Und plötzlich der Monatsspruch, wie ein Wendepunkt: „Die Güte des HERRN ist’s, dass wir nicht gar aus sind, …“ Als habe sich das Gefühl, von Gott verlassen und vergessen zu sein, in Vertrauen gewandelt.
Was hat diese Wende ausgelöst? Man könnte denken, es sei das kleine Gebet gewesen. Vielleicht war es so. Im Moment, in dem ich aus der Anklage eine Anrede mache, spüre ich schon: Er könnte ja doch noch da sein, der Gott, von dem ich mich beinahe abgewandt hatte. Er, dem ich mein Elend vorgeworfen habe, vielleicht hat er doch Gutes im Sinn?
Aber eigentlich glaube ich, dass etwas anderes eine ebenso wichtige Rolle gespielt hat.
Dass der Betende alles, wirklich alles, was ihm auf der Seele lag, aussprechen durfte. Niemand hat ihm den Mund verboten, als er Gott anklagte, ja, gar beschimpfte.

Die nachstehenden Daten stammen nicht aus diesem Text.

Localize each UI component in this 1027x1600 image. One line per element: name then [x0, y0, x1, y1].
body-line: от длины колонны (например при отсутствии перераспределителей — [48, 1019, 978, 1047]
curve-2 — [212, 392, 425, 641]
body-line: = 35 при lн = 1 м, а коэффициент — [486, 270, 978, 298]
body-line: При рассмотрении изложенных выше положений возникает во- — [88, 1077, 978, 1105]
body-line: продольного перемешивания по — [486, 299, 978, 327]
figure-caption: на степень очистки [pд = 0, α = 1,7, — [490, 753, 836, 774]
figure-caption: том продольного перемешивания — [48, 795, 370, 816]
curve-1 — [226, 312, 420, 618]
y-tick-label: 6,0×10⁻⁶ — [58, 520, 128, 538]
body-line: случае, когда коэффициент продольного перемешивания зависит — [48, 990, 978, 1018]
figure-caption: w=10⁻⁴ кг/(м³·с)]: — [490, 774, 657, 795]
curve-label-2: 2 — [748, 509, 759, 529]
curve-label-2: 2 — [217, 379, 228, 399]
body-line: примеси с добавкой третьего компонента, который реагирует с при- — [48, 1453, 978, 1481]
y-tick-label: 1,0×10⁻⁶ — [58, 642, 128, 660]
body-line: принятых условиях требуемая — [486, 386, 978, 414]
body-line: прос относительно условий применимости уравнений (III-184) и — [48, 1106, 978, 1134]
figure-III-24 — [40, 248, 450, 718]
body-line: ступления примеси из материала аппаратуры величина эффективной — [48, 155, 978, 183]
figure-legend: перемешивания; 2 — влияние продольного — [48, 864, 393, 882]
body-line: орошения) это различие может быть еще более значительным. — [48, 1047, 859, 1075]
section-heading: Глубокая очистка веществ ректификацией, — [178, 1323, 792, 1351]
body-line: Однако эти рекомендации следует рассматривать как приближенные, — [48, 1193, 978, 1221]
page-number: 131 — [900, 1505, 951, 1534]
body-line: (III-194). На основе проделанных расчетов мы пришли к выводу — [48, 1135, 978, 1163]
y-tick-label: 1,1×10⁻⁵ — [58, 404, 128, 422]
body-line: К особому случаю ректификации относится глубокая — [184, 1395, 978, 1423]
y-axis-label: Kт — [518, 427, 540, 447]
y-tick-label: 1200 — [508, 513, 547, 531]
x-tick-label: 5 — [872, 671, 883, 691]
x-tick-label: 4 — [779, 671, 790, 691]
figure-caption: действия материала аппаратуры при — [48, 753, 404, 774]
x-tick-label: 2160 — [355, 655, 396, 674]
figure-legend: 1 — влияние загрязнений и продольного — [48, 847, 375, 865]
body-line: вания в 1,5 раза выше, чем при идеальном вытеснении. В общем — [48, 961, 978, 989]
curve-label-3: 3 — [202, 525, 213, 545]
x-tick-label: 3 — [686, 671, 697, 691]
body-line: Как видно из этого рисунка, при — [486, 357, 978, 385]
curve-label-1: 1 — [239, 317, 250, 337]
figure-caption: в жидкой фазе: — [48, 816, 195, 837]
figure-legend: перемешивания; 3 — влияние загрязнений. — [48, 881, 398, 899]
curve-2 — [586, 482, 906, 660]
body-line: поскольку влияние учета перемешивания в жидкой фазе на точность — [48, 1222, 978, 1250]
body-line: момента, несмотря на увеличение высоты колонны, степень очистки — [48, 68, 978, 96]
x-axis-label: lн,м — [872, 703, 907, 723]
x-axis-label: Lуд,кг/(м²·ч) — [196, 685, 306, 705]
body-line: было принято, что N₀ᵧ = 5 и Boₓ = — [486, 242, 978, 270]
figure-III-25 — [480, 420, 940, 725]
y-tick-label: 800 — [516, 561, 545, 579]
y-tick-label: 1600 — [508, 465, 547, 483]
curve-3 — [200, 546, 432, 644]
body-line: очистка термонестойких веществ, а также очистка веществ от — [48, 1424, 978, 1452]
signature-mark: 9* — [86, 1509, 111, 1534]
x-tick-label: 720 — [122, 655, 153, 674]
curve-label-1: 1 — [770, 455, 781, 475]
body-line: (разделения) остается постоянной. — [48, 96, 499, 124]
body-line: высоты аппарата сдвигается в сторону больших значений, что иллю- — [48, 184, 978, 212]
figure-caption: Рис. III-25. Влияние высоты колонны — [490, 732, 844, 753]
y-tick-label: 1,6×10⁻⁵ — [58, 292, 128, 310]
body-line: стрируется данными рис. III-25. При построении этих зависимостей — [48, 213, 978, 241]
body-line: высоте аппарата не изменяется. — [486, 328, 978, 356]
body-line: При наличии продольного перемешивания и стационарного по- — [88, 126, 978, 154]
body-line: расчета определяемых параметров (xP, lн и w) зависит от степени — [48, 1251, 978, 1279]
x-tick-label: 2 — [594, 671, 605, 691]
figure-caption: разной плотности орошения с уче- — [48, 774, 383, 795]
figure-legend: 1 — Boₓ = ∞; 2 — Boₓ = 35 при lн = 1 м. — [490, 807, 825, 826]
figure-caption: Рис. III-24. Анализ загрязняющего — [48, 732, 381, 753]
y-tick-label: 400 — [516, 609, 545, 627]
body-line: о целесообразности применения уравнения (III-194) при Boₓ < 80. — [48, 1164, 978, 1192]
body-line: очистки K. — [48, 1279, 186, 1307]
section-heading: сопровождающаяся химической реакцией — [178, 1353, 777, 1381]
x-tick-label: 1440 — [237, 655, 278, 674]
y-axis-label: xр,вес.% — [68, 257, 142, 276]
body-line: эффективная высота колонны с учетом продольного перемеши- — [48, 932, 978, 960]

Auch Gott selbst hat sich nicht verteidigt, hat ihn nicht in die Schranken gewiesen: „Was fällt dir ein?“ Und dann, als alles, jede Frage und jede Klage, zum Himmel geschrien ist, da ist es, als ob eine Mauer zerbröselt, die Gott verstellt. Dahinter wird er ganz neu erkennbar: als Liebender, der Zukunft schenkt.